Reaching out to Rural Communities
Many hubs also recognise that they operate within an “urban tech bubble” and struggle to understand the needs of rural communities.
Partnering with civil society organisations or other groups with access to potential end users like farmers groups can really help.
iCow, an SMS based agricultural platform for small holder farmers attributes a large part of its success to their deep knowledge and understanding of the needs of the farmers that they serve. They generate income through charging premium rates for their service.
Through adopting user centred methodologies, Iceaddis partnered their community members with beekeepers to develop Yenemar, a micro-investment platform which creates urban-rural linkages and connects beekeepers with capital for high quality honey production.
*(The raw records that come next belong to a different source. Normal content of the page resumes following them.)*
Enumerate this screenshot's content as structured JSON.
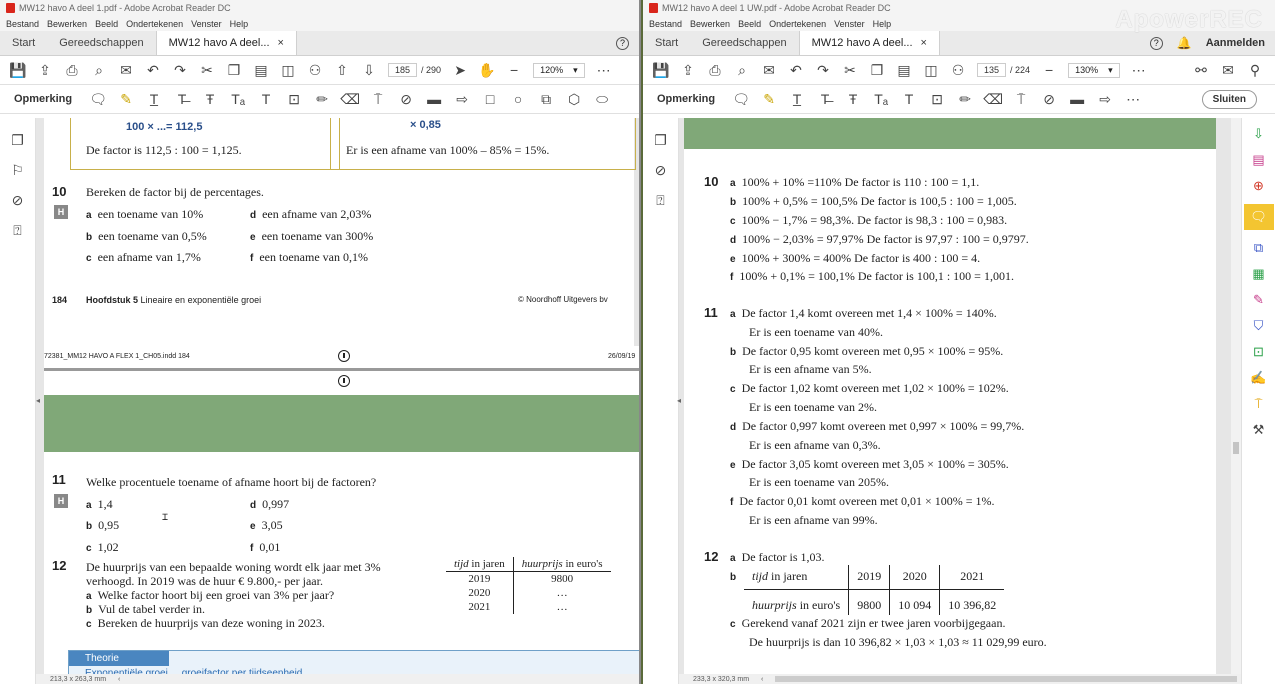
{
  "watermark": "ApowerREC",
  "left": {
    "title": "MW12 havo A deel 1.pdf - Adobe Acrobat Reader DC",
    "menu": [
      "Bestand",
      "Bewerken",
      "Beeld",
      "Ondertekenen",
      "Venster",
      "Help"
    ],
    "tabs": {
      "start": "Start",
      "tools": "Gereedschappen",
      "doc": "MW12 havo A deel...",
      "close": "×"
    },
    "page_current": "185",
    "page_total": "/ 290",
    "zoom": "120%",
    "annot_label": "Opmerking",
    "content": {
      "top_eq_left": "100 × ...= 112,5",
      "top_eq_right": "× 0,85",
      "factor_left": "De factor is 112,5 : 100 = 1,125.",
      "factor_right": "Er is een afname van 100% – 85% = 15%.",
      "q10_num": "10",
      "q10_text": "Bereken de factor bij de percentages.",
      "q10_items": [
        {
          "l": "a",
          "t": "een toename van 10%"
        },
        {
          "l": "d",
          "t": "een afname van 2,03%"
        },
        {
          "l": "b",
          "t": "een toename van 0,5%"
        },
        {
          "l": "e",
          "t": "een toename van 300%"
        },
        {
          "l": "c",
          "t": "een afname van 1,7%"
        },
        {
          "l": "f",
          "t": "een toename van 0,1%"
        }
      ],
      "h_label": "H",
      "footer_page": "184",
      "footer_chapter_bold": "Hoofdstuk 5",
      "footer_chapter": "Lineaire en exponentiële groei",
      "footer_publisher": "© Noordhoff Uitgevers bv",
      "indd_file": "72381_MM12 HAVO A FLEX 1_CH05.indd 184",
      "indd_date": "26/09/19",
      "q11_num": "11",
      "q11_text": "Welke procentuele toename of afname hoort bij de factoren?",
      "q11_items": [
        {
          "l": "a",
          "t": "1,4"
        },
        {
          "l": "d",
          "t": "0,997"
        },
        {
          "l": "b",
          "t": "0,95"
        },
        {
          "l": "e",
          "t": "3,05"
        },
        {
          "l": "c",
          "t": "1,02"
        },
        {
          "l": "f",
          "t": "0,01"
        }
      ],
      "q12_num": "12",
      "q12_line1": "De huurprijs van een bepaalde woning wordt elk jaar met 3%",
      "q12_line2": "verhoogd. In 2019 was de huur € 9.800,- per jaar.",
      "q12_a": "Welke factor hoort bij een groei van 3% per jaar?",
      "q12_b": "Vul de tabel verder in.",
      "q12_c": "Bereken de huurprijs van deze woning in 2023.",
      "table_head_1a": "tijd",
      "table_head_1b": " in jaren",
      "table_head_2a": "huurprijs",
      "table_head_2b": " in euro's",
      "table_rows": [
        [
          "2019",
          "9800"
        ],
        [
          "2020",
          "…"
        ],
        [
          "2021",
          "…"
        ]
      ],
      "theorie": "Theorie",
      "theorie_sub": "Exponentiële groei ... groeifactor per tijdseenheid"
    },
    "status_size": "213,3 x 263,3 mm"
  },
  "right": {
    "title": "MW12 havo A deel 1 UW.pdf - Adobe Acrobat Reader DC",
    "menu": [
      "Bestand",
      "Bewerken",
      "Beeld",
      "Ondertekenen",
      "Venster",
      "Help"
    ],
    "tabs": {
      "start": "Start",
      "tools": "Gereedschappen",
      "doc": "MW12 havo A deel...",
      "close": "×"
    },
    "aanmelden": "Aanmelden",
    "page_current": "135",
    "page_total": "/ 224",
    "zoom": "130%",
    "annot_label": "Opmerking",
    "sluiten": "Sluiten",
    "content": {
      "a10_num": "10",
      "a10": [
        {
          "l": "a",
          "t": "100% + 10% =110% De factor is 110 : 100 = 1,1."
        },
        {
          "l": "b",
          "t": "100% + 0,5% = 100,5% De factor is 100,5 : 100 = 1,005."
        },
        {
          "l": "c",
          "t": "100% − 1,7% = 98,3%. De factor is 98,3 : 100 = 0,983."
        },
        {
          "l": "d",
          "t": "100% − 2,03% = 97,97% De factor is 97,97 : 100 = 0,9797."
        },
        {
          "l": "e",
          "t": "100% + 300% = 400% De factor is 400 : 100 = 4."
        },
        {
          "l": "f",
          "t": "100% + 0,1% = 100,1% De factor is 100,1 : 100 = 1,001."
        }
      ],
      "a11_num": "11",
      "a11": [
        {
          "l": "a",
          "t1": "De factor 1,4 komt overeen met 1,4 × 100% = 140%.",
          "t2": "Er is een toename van 40%."
        },
        {
          "l": "b",
          "t1": "De factor 0,95 komt overeen met 0,95 × 100% = 95%.",
          "t2": "Er is een afname van 5%."
        },
        {
          "l": "c",
          "t1": "De factor 1,02 komt overeen met 1,02 × 100% = 102%.",
          "t2": "Er is een toename van 2%."
        },
        {
          "l": "d",
          "t1": "De factor 0,997 komt overeen met 0,997 × 100% = 99,7%.",
          "t2": "Er is een afname van 0,3%."
        },
        {
          "l": "e",
          "t1": "De factor 3,05 komt overeen met 3,05 × 100% = 305%.",
          "t2": "Er is een toename van 205%."
        },
        {
          "l": "f",
          "t1": "De factor 0,01 komt overeen met 0,01 × 100% = 1%.",
          "t2": "Er is een afname van 99%."
        }
      ],
      "a12_num": "12",
      "a12_a": "De factor is 1,03.",
      "a12_table_row1_head_a": "tijd",
      "a12_table_row1_head_b": " in jaren",
      "a12_table_row2_head_a": "huurprijs",
      "a12_table_row2_head_b": " in euro's",
      "a12_years": [
        "2019",
        "2020",
        "2021"
      ],
      "a12_prices": [
        "9800",
        "10 094",
        "10 396,82"
      ],
      "a12_c1": "Gerekend vanaf 2021 zijn er twee jaren voorbijgegaan.",
      "a12_c2": "De huurprijs is dan 10 396,82 × 1,03 × 1,03 ≈ 11 029,99 euro."
    },
    "status_size": "233,3 x 320,3 mm"
  }
}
Unreliable and Expensive Power and Internet
In many ecosystems electricity and internet access are both excruciatingly expensive and unreliable. These are difficult challenges to overcome.
“We’re considering a move to solar power but the cost of panels is inhibitive. Internet access is currently monopolised. Liberalisation of the networks could really help to reduce prices”, explains Morris Marah, Founder and Director of Sensi Tech Hub (Freetown, Sierra Leone).
Recruiting and Retaining Good Staff
In some ecosystems it can be hard to recruit staff with adequate skills at an affordable price. Hub directors are keen to pay staff more but often lack the budget to do so.
In-house training can really help. However, some hubs spend significant resources training up staff or community members and find they then leave the space when new opportunities arise.
“Building a strong culture can support staff recruitment and retention”, says Yemi Tadesse, Partnership Manager at Iceaddis. “Through offering something that is of interest to our members professionally and personally, they feel part of the community and want to contribute.”
The management team at Iceaddis aims to bring in community members as employers if they show initiative. Yemi Tadesse was promoted to her current role after starting out as a grant writer.
Some challenges remain extremely difficult to overcome. Hubs in both Cameroon and Ethiopia experienced internet cuts by their governments and regulatory environments are often unfavourable to the entrepreneurial ecosystem. Members often default on payments and it can be a challenge to balance social objectives such as upskilling a community and outreach work with a need to generate sufficient revenue to stay afloat.
It’s likely to take considerable time for the majority of hubs to become financially independent. Donors need to provide core funding over the long term and be realistic in their expectations, understanding that it can take time to grow and upskill communities before successful start-ups and social innovations are developed.
It’s my hope that patient investments will yield promising results and it’s exciting to see the progress made by hubs across the continent already.